Pass through a mesh sieve
Pour into serving dish, cool and refrigerate until dinner
Stuffing - Joshua Weissman
prep day (48hr or 24hrs prior to turkey day)
Take a loaf of bread with a nice crust. Rip apart and place on a wired track until turkey day. Idea is to try it out.
Turkey Day
Preheat oven to 325 degrees (probably already done as turkey is in the oven)
In a saucepan add:
- Butter until melted
- 1 yellow onion thinly sliced
- 3-4 stocks of celery thinly sliced
- Salt & pepper to taste
- 1 tbsp fresh oregano
In a measuring cup add:
- 1 1/4 cup of turkey stock
- 1 egg
Mix well
Add egg/stock mixture to saucepan with onions and celery.
Mix well and scrape any fond off the bottom.
In a large bowl add torn pieces of bread & stuffing mixture.
Toss thoroughly
Add to a baking dish
Bake for 25mins covered
Bake for another 14-20 mins uncovered or until top pieces of bread are nice and crusty.
Mashed potatoes - Allison Roman
Milk Sauce:
In a small saucepan add:
- 1/2 cup of heavy cream
- 1/2 cup of 2% milk
- Salt & pepper
- 4-5 clove of garlic
Simmer until potatoes are ready
Potatoes:
Bring 3-4 russet potatoes to a boil
Boil until tender and easily breaks down with the touch of a spoon
Drain potatoes & add milk sauce.
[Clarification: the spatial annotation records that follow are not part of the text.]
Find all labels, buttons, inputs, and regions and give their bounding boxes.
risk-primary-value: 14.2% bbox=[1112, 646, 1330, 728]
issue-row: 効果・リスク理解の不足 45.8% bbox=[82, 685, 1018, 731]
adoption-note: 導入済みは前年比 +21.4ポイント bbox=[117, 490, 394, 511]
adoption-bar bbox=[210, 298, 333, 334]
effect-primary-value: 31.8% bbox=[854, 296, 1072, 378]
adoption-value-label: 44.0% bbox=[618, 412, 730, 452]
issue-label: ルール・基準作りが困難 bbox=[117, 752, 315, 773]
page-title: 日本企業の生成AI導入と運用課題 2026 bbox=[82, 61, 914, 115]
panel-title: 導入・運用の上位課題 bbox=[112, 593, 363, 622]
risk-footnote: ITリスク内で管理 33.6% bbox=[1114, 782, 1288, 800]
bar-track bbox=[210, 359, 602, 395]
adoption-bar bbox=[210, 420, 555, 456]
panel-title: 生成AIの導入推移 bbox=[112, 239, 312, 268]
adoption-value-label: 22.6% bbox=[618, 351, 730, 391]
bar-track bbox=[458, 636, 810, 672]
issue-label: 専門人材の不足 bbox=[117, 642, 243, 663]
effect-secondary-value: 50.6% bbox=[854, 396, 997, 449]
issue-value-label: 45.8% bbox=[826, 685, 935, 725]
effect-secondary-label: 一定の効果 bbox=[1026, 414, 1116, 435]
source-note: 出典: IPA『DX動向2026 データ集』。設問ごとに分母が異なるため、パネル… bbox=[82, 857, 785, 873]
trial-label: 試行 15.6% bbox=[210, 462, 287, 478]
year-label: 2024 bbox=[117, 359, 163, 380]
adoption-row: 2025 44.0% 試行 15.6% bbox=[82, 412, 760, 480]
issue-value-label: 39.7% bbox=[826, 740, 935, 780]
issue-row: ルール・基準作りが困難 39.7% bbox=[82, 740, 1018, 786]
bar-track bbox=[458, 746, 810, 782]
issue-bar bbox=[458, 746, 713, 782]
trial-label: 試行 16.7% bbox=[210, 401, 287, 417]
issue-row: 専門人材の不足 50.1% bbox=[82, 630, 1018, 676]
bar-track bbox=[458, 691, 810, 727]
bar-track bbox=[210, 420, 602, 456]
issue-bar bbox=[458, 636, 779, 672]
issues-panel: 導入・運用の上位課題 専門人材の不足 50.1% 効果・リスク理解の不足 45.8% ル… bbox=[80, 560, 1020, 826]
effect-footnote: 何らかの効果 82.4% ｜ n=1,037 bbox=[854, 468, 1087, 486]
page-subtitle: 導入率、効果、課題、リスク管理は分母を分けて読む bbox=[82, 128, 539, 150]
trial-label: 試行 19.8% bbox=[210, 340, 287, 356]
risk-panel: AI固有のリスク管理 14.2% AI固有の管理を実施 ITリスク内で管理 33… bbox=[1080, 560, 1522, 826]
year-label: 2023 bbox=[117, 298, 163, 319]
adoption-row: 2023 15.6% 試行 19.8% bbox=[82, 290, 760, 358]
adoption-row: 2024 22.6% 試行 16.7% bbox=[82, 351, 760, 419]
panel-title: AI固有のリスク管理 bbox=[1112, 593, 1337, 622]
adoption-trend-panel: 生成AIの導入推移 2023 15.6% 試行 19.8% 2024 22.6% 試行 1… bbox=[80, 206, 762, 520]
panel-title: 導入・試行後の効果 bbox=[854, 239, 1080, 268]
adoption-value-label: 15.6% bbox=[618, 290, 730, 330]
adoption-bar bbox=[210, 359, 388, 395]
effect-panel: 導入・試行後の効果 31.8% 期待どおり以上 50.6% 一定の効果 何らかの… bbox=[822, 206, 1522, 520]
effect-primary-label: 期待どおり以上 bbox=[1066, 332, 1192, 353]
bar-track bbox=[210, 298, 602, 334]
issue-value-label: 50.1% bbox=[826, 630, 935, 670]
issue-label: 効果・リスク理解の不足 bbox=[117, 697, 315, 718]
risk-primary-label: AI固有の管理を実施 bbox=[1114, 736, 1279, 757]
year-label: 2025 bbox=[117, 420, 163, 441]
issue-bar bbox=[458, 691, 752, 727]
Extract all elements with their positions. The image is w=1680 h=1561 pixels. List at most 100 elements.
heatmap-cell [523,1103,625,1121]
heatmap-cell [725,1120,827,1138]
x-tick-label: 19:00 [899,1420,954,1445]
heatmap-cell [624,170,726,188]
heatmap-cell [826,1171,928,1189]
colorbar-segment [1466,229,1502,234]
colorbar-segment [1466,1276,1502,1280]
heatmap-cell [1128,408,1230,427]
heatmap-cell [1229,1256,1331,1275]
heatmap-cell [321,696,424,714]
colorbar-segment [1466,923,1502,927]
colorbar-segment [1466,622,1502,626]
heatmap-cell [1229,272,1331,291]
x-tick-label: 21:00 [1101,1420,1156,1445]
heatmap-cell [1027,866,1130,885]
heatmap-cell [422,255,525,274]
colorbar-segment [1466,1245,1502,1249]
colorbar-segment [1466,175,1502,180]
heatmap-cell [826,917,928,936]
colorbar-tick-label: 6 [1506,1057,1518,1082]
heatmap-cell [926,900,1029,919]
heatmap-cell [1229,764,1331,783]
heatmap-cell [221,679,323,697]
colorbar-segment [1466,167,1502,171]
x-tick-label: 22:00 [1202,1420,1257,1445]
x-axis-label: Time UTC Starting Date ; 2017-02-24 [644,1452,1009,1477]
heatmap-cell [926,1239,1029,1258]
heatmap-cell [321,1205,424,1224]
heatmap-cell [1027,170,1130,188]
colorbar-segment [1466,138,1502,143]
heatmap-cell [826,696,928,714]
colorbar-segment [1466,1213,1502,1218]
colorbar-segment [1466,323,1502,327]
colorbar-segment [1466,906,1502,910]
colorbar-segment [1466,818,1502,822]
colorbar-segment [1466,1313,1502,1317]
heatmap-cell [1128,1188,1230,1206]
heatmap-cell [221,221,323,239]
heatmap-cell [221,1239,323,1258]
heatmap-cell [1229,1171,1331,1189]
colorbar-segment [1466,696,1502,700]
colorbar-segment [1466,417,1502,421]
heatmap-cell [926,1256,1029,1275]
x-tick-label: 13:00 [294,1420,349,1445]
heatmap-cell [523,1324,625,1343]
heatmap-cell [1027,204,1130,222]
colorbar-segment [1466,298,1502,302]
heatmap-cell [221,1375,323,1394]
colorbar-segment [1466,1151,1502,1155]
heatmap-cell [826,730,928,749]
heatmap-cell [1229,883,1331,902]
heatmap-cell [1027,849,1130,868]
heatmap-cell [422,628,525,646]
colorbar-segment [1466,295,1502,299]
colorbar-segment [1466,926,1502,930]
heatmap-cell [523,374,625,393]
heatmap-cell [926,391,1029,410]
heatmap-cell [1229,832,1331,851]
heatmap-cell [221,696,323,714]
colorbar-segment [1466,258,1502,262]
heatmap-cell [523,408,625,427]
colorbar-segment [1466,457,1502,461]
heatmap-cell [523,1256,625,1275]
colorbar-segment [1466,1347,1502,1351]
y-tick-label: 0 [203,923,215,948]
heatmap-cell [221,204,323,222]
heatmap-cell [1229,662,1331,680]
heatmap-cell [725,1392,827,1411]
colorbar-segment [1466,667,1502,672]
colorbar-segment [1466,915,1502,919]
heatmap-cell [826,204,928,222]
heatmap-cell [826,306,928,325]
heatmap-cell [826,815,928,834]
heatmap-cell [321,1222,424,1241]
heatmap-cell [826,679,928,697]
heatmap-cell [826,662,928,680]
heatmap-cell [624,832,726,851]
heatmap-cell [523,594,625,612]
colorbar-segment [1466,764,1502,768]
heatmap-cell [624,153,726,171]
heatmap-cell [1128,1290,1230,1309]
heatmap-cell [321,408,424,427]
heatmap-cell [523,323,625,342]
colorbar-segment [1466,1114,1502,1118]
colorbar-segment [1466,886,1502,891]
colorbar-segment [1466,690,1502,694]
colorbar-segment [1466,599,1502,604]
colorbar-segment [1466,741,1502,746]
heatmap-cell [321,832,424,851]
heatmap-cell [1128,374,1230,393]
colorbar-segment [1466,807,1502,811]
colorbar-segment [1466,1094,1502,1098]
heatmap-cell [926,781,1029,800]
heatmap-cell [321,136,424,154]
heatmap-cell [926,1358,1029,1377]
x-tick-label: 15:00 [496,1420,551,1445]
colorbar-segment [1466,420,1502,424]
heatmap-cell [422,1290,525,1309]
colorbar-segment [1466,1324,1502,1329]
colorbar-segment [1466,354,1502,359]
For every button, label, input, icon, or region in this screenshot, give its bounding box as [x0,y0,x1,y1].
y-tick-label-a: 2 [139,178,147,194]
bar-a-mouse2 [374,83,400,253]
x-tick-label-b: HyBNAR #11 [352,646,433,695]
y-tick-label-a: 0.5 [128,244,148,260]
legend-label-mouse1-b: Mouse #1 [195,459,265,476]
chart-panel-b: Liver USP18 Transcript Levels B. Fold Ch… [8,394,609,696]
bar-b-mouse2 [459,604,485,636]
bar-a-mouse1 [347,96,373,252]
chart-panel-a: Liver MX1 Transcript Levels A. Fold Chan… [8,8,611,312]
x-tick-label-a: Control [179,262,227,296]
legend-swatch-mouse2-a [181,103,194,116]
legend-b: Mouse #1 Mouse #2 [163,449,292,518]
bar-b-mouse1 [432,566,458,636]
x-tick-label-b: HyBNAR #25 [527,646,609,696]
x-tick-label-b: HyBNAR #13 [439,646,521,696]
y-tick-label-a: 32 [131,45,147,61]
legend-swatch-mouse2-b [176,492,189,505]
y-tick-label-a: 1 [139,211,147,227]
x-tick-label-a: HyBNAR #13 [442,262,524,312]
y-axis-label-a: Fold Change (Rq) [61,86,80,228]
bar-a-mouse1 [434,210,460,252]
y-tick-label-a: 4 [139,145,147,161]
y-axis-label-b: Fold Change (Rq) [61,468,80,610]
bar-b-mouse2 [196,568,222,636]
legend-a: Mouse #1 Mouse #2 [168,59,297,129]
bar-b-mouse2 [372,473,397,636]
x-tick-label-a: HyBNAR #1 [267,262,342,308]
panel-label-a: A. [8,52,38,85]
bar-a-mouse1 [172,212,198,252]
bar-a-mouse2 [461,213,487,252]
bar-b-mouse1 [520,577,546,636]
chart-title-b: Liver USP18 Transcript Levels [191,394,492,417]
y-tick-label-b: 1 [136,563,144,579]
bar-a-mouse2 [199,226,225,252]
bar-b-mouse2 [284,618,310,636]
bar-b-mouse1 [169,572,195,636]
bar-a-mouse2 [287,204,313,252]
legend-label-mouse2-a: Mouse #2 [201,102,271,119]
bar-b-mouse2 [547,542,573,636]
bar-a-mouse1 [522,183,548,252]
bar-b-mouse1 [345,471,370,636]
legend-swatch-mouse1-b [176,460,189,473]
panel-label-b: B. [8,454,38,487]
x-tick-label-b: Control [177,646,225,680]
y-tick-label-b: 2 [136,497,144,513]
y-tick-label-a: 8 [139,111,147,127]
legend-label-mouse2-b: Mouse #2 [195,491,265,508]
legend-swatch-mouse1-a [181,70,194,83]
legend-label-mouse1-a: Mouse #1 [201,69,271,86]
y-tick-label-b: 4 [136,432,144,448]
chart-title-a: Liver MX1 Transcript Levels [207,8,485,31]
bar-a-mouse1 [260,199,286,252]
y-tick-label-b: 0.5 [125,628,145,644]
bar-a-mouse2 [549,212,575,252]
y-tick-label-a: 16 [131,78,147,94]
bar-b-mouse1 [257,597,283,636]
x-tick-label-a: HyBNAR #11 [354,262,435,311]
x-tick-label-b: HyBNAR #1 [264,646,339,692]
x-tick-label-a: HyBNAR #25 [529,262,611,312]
Smash potatoes with a spoon or with a potato masher based on your mash potato texture preference
Transfer potatoes to your serving dish and set aside until time to serve.
Place the dish in the oven to heat up before serving
Dessert - Tiramisu (see that recipe)
Order of preparation:
Prep day make:
- Tiramisu
- Stuffing bread prep
- Turkey prep
Turkey Day
- Cranberry (get this out of the way) can make this on prep day too however its very easy to do on the day of!
- Turkey get that in the oven next
- Stuffing (can add to oven while turkey is in there)
- Potatoes
- Dessert is ready. If you’re not making it on prep day make this after the turkey.